Se habla también en el trabajo de aspectos relacionados con el sueño, pero con resultados muy contaminados por la utilización de psicofármacos hipnóticos y su papel, y dietéticos, sobre los que no hay información concluyente y sin embargo es con lo que nos bombardean en prensa respecto a sus propiedades protectoras e incluso curativas.

Se trata de un trabajo interesante, dónde estos factores de riesgo potencialmente modificables reducirían en un 40% la prevalencia de demencia, siendo la pérdida de audición no corregida el de mayor peso específico. El 60% restante continúa siendo desconocido.

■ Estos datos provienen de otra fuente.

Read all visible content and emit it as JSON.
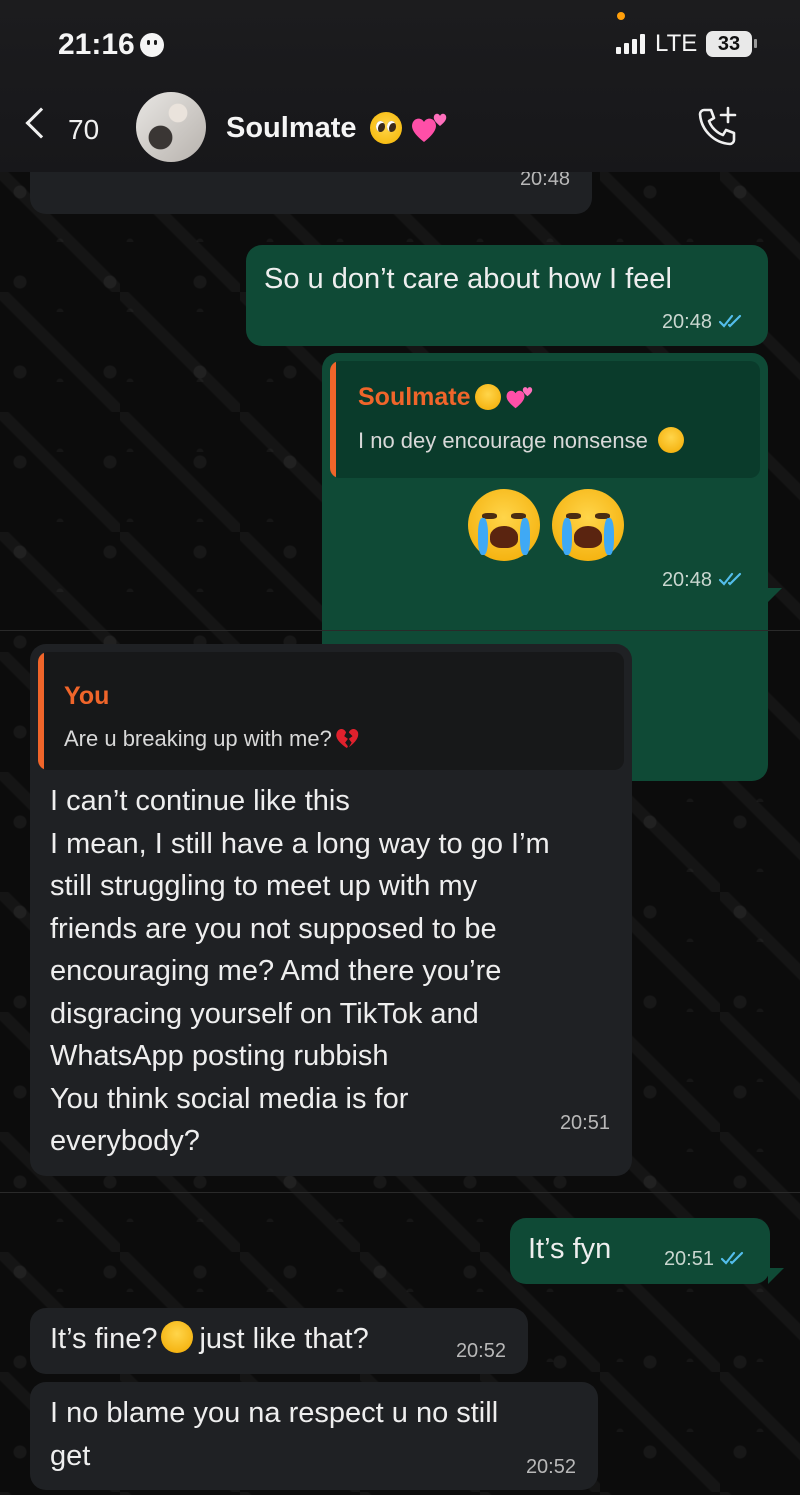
{
  "status_bar": {
    "time": "21:16",
    "network": "LTE",
    "battery": "33"
  },
  "header": {
    "back_count": "70",
    "contact_name": "Soulmate",
    "contact_emojis": [
      "pleading-face",
      "two-hearts"
    ]
  },
  "messages": [
    {
      "id": "m0",
      "direction": "in",
      "time": "20:48"
    },
    {
      "id": "m1",
      "direction": "out",
      "text": "So u don’t care about how I feel",
      "time": "20:48",
      "status": "read"
    },
    {
      "id": "m2",
      "direction": "out",
      "quote": {
        "name": "Soulmate",
        "text": "I no dey encourage nonsense"
      },
      "emojis": [
        "loudly-crying-face",
        "loudly-crying-face"
      ],
      "time": "20:48",
      "status": "read"
    },
    {
      "id": "m3",
      "direction": "in",
      "quote": {
        "name": "You",
        "text": "Are u breaking up with me?"
      },
      "lines": [
        "I can’t continue like this",
        "I mean, I still have a long way to go I’m",
        "still struggling to meet up with my",
        "friends are you not supposed to be",
        "encouraging me? Amd there you’re",
        "disgracing yourself on TikTok and",
        "WhatsApp posting rubbish",
        "You think social media is for",
        "everybody?"
      ],
      "time": "20:51"
    },
    {
      "id": "m4",
      "direction": "out",
      "text": "It’s fyn",
      "time": "20:51",
      "status": "read"
    },
    {
      "id": "m5",
      "direction": "in",
      "text_a": "It’s fine?",
      "text_b": "just like that?",
      "time": "20:52"
    },
    {
      "id": "m6",
      "direction": "in",
      "lines": [
        "I no blame you na respect u no still",
        "get"
      ],
      "time": "20:52"
    }
  ],
  "colors": {
    "incoming_bubble": "#1f2124",
    "outgoing_bubble": "#0f4a36",
    "quote_accent": "#f0652a",
    "read_ticks": "#53bdeb"
  }
}
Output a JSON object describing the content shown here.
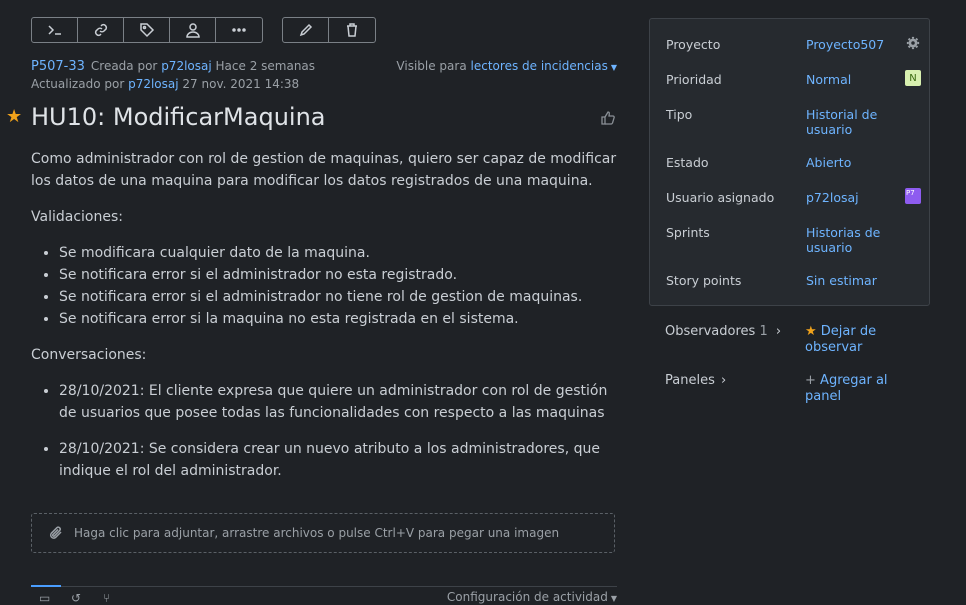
{
  "toolbar": {
    "buttons": [
      {
        "name": "terminal-icon"
      },
      {
        "name": "link-icon"
      },
      {
        "name": "tag-icon"
      },
      {
        "name": "user-icon"
      },
      {
        "name": "more-icon"
      }
    ],
    "edit_buttons": [
      {
        "name": "pencil-icon"
      },
      {
        "name": "trash-icon"
      }
    ]
  },
  "issue": {
    "key": "P507-33",
    "created_prefix": "Creada por",
    "created_user": "p72losaj",
    "created_when": "Hace 2 semanas",
    "updated_prefix": "Actualizado por",
    "updated_user": "p72losaj",
    "updated_when": "27 nov. 2021 14:38",
    "visible_prefix": "Visible para",
    "visible_link": "lectores de incidencias",
    "title": "HU10: ModificarMaquina"
  },
  "description": {
    "intro": "Como administrador con rol de gestion de maquinas, quiero ser capaz de modificar los datos de una maquina para modificar los datos registrados de una maquina.",
    "validations_heading": "Validaciones:",
    "validations": [
      "Se modificara cualquier dato de la maquina.",
      "Se notificara error si el administrador no esta registrado.",
      "Se notificara error si el administrador no tiene rol de gestion de maquinas.",
      "Se notificara error si la maquina no esta registrada en el sistema."
    ],
    "conversations_heading": "Conversaciones:",
    "conversations": [
      "28/10/2021: El cliente expresa que quiere un administrador con rol de gestión de usuarios que posee todas las funcionalidades con respecto a las maquinas",
      "28/10/2021: Se considera crear un nuevo atributo a los administradores, que indique el rol del administrador."
    ]
  },
  "attach": {
    "text": "Haga clic para adjuntar, arrastre archivos o pulse Ctrl+V para pegar una imagen"
  },
  "activity": {
    "config_label": "Configuración de actividad"
  },
  "panel": {
    "rows": [
      {
        "label": "Proyecto",
        "value": "Proyecto507"
      },
      {
        "label": "Prioridad",
        "value": "Normal",
        "badge": "N"
      },
      {
        "label": "Tipo",
        "value": "Historial de usuario"
      },
      {
        "label": "Estado",
        "value": "Abierto"
      },
      {
        "label": "Usuario asignado",
        "value": "p72losaj",
        "badge": "P7"
      },
      {
        "label": "Sprints",
        "value": "Historias de usuario"
      },
      {
        "label": "Story points",
        "value": "Sin estimar"
      }
    ]
  },
  "side": {
    "watchers_label": "Observadores",
    "watchers_count": "1",
    "unwatch_label": "Dejar de observar",
    "boards_label": "Paneles",
    "add_board_label": "Agregar al panel"
  },
  "colors": {
    "background": "#1f2226",
    "accent": "#6eb4ff",
    "star": "#f0a21b",
    "priority_badge": "#d8f0b0",
    "avatar_badge": "#8e5cf0"
  }
}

Aún con mucha información al respecto de la prevención de la demencia y de la demencia en general, también hay lagunas importantes de desconocimiento. La impresión es que queda mucho por hacer en este terreno, pero también queda mucho en cuanto a poner en marcha todo lo que sabemos que funciona. También evitar y señalar aquello que ha demostrado que no funciona o al menos que no ha mostrado efecto beneficioso alguno, salvo para el fabricante del producto.